Affaire député national Josué Mufula à Goma: immunités et privilèges de juridiction ne sont pas d'application dans un état de siège

Le député Josué Mufula/Ph droits tiers

Par Me Mbokolo Elima Edmond, Avocat au Barreau de l'Equateur/Mbandaka

Comme on le sait tous, le député national Josué Mufula a été intercepté, puis arrêté ce mardi 8 février 2022 à l'aéroport international de Goma où il devrait se rendre à Kinshasa, illico presto, a été par la suite transféré à la Cour Militaire du Nord-Kivu pour y être jugé dans une procédure de flagrance.

Les uns et les autres se posent la question de savoir si une personne bénéficiaire des immunités ou privilèges de poursuites, comme le cas de Josué Mufula, peut être jugée devant n'importe quelle juridiction, alors que la Constitution lui assigne expressis verbis un juge naturel.

La réponse à ce questionnement nous renvoie d'abord aux articles 85, 144 et 145 de la Constitution qui prévoient la proclamation de l'état de siège combiné avec l'Ordonnance présidentielle n°21/015 du 03 mai 2021 portant proclamation de l'état de siège sur une partie du territoire de la RDC, notamment les provinces de l'Ituri et du Nord-Kivu.

Sans pour autant se laisser emporter par le débat lié à l'explication de l'état de siège, il convient de noter sommairement que c'est un régime exceptionnel qui transfère le pouvoir jadis détenu par les civils aux militaires et une restriction correcte de certaines libertés fondamentales et droits humains.

Aux termes de l'article 156 alinéa 2 de la Constitution, en temps de guerre ou lorsque l'état de siège ou d'urgence est proclamé, le Président de la République, par une décision motivée délibérée en Conseil des ministres, peut suspendre sur tout ou partie de la République et pour la durée et les infractions qu'il fixe, l'action répressive des Cours et Tribunaux de droit commun au profit de celle des juridictions militaires.

Pour parler à présent de l'affaire Josué Mufula, l'article 3 de l'Ordonnance sous examen prévoit que : l'action des juridictions civiles sera substituée par celle des juridictions militaires.

En exubérance, l'article 4 alinéa 2 de la même ordonnance précise que : pendant la période de l'état de siège, les immunités et autres privilèges de poursuites ne sont pas d'application.

L'Ordonnance précitée étant déclarée conforme à la Constitution par la Cour Constitutionnelle, les dispositions de l'article 19 de ladite Constitution qui évoquent que nul ne peut être ni soustrait ni distrait contre son gré du juge que la loi lui assigne, sont inopérantes.
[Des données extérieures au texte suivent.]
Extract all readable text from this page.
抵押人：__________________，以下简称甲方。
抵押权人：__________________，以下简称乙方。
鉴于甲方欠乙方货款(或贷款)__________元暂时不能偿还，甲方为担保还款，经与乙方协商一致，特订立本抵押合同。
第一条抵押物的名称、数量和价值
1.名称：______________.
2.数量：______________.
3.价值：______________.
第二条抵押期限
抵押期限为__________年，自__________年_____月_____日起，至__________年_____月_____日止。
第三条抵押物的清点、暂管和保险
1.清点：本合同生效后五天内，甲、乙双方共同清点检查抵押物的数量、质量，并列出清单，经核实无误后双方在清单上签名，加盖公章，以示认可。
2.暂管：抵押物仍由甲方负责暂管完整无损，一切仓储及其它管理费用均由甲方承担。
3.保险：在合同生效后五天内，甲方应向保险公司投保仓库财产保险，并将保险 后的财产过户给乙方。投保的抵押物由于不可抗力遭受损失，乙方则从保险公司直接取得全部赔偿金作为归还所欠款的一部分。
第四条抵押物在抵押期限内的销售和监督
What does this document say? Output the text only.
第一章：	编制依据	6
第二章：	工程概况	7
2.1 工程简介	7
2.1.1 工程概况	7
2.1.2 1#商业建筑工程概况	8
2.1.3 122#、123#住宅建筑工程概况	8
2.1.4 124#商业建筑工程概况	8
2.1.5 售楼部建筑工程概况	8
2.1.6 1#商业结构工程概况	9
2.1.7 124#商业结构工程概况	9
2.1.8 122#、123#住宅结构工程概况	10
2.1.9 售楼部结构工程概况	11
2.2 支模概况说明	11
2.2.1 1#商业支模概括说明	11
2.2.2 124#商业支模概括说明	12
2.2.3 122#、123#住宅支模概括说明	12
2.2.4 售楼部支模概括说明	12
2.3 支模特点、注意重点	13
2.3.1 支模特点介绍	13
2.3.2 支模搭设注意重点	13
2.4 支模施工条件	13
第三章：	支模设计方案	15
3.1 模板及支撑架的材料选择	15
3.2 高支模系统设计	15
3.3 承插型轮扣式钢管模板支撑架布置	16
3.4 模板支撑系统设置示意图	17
C'est ainsi que, les immunités prévues à l'article 107 de la Constitution et les privilèges de juridiction déterminés à l'article 153 alinéa 3 point 1 ne peuvent être appliqués dans le cas sous revue.

A vrai dire, à l'exception du Président de la République et du Premier Ministre dont la décision de poursuites ne peut se faire que conformément à l'article 166 alinéa 1 de la Constitution, toutes les autres personnes qui seront arrêtées dans les provinces sous état de siège, sont jugées sans désemparer et devant la juridiction fixée par l'Auditeur Militaire Supérieur ou Auditeur de Garnison.

Ici, on ne peut pas évoquer la question d'immunités et des privilèges de juridiction car l'article 4 de l'Ordonnance proclamant l'état de siège telle que prorogée à ce jour, qui du reste a été déclarée conforme à la Constitution, est clair, limpide et concis. Il ne fait pas appel à une discussion.

C'est avec raison que la Cour Militaire du Nord-Kivu [pourrait] rejeter le moyen exceptionnel soulevé par la défense au sujet du juge naturel, qui n'est ni la Cour de cassation, moins encore la Haute Cour Militaire.

Néanmoins, l'article 156 alinéa 2 in fine, prévoit que le droit d'appel ne peut être suspendu, quel que soit l'état de siège ou d'urgence.

Bref, dans l'hypothèse à laquelle Josué Mufula est déclaré coupable, il aura le droit de relever appel devant la Haute Cour Militaire à Kinshasa.